Pair 'o Dimes? No, I Said Paradigms!
Thursday, July 12, 2012 at 2:44PM
Lee Van Ham in From Lee, paradigm shift

A paradigm, Thomas Kuhn said, in his extraordinary book, The Structure of Scientific Revolutionsis “an entire constellation of beliefs, values and techniques, and so on, shared by the members of a given community.” He understood that paradigms are strongly built arrangements in our minds based on how we perceive the world. Plus, they are held not just by me as an individual, but reinforced by a community of like-minded people.

For example, in the community of physicists, Isaac Newton (1642-1727) so brilliantly described the law of gravitation and laws of motion that for the next three centuries Newtonian physics was the paradigm by which the scientific community understood the universe.

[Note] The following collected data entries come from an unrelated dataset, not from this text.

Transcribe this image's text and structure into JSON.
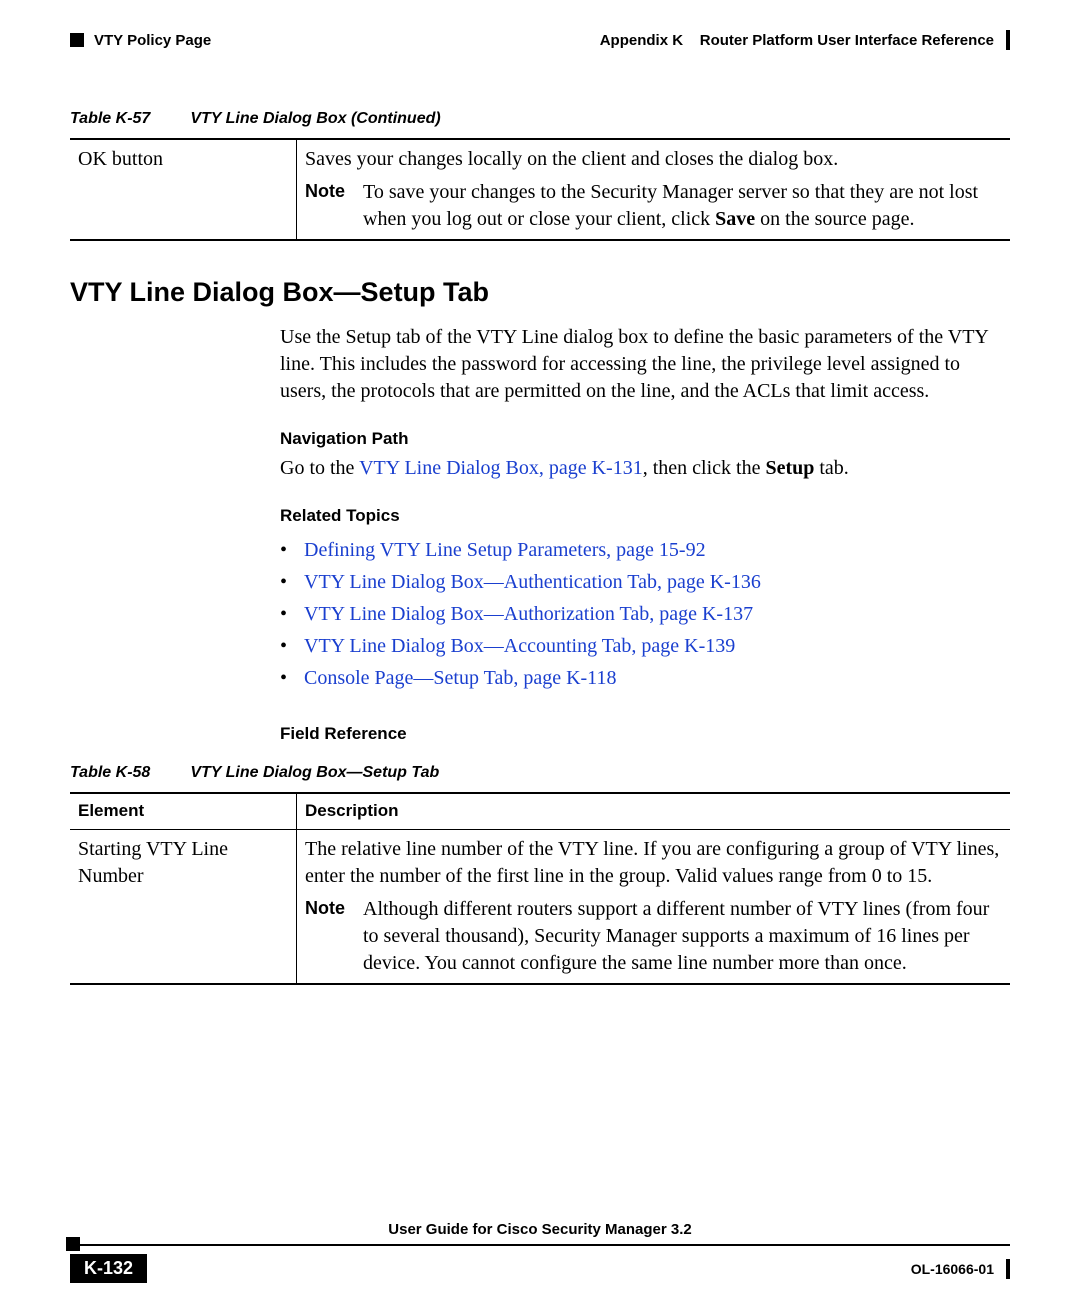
{
  "header": {
    "left": "VTY Policy Page",
    "right_prefix": "Appendix K",
    "right_title": "Router Platform User Interface Reference"
  },
  "table57": {
    "cap_num": "Table K-57",
    "cap_title": "VTY Line Dialog Box (Continued)",
    "row_label": "OK button",
    "row_desc": "Saves your changes locally on the client and closes the dialog box.",
    "note_label": "Note",
    "note_text_a": "To save your changes to the Security Manager server so that they are not lost when you log out or close your client, click ",
    "note_bold": "Save",
    "note_text_b": " on the source page."
  },
  "section": {
    "h2": "VTY Line Dialog Box—Setup Tab",
    "intro": "Use the Setup tab of the VTY Line dialog box to define the basic parameters of the VTY line. This includes the password for accessing the line, the privilege level assigned to users, the protocols that are permitted on the line, and the ACLs that limit access.",
    "nav_h": "Navigation Path",
    "nav_pre": "Go to the ",
    "nav_link": "VTY Line Dialog Box, page K-131",
    "nav_mid": ", then click the ",
    "nav_bold": "Setup",
    "nav_post": " tab.",
    "rel_h": "Related Topics",
    "links": [
      "Defining VTY Line Setup Parameters, page 15-92",
      "VTY Line Dialog Box—Authentication Tab, page K-136",
      "VTY Line Dialog Box—Authorization Tab, page K-137",
      "VTY Line Dialog Box—Accounting Tab, page K-139",
      "Console Page—Setup Tab, page K-118"
    ],
    "field_h": "Field Reference"
  },
  "table58": {
    "cap_num": "Table K-58",
    "cap_title": "VTY Line Dialog Box—Setup Tab",
    "col1": "Element",
    "col2": "Description",
    "row_label": "Starting VTY Line Number",
    "row_desc": "The relative line number of the VTY line. If you are configuring a group of VTY lines, enter the number of the first line in the group. Valid values range from 0 to 15.",
    "note_label": "Note",
    "note_text": "Although different routers support a different number of VTY lines (from four to several thousand), Security Manager supports a maximum of 16 lines per device. You cannot configure the same line number more than once."
  },
  "footer": {
    "guide": "User Guide for Cisco Security Manager 3.2",
    "page": "K-132",
    "ol": "OL-16066-01"
  }
}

During those centuries, bits of data that did not fit with the Newtonian paradigm were ignored or rejected. But then came Albert Einstein (1879-1955) who showed how those bits of information helped us understand the universe even better. Thus was born the paradigm of quantum physics

Like polaroid lenses, paradigms let some light in and keep some out. Like all of us, my mind works hard to give me an arrangement of information (paradigm) that helps me make sense of what I experience. Everyone else in the communities of people with whom I share does the same thing. Among us evolves a broad consensus of approximately the same paradigm. We trust it and arrange our lives around it.

But learning about paradigms has also taught me that the paradigm in my mind screens my experiences so that only the information that fits the paradigm is taken in. What doesn’t fit — oh well, it must be wrong or irrelevant. Whatever paradigm the community I’m in uses, we do so because it helps us understand the world. Our temptation is to revere it so highly that we believe it’s superior to all others. But, in fact, it is only a paradigm, and it’s best to hold it with humility because no paradigm, no matter how useful it is, ever gives a complete and precise picture of reality. It gives me only the best picture that it can at the moment. New information, if I’m open to it, will likely demand that my paradigm be tweaked or replaced entirely. Because Multi Earth thinking is a paradigm, it grips our minds powerfully, despite the obvious failure of the thinking that we have several planets available for our use.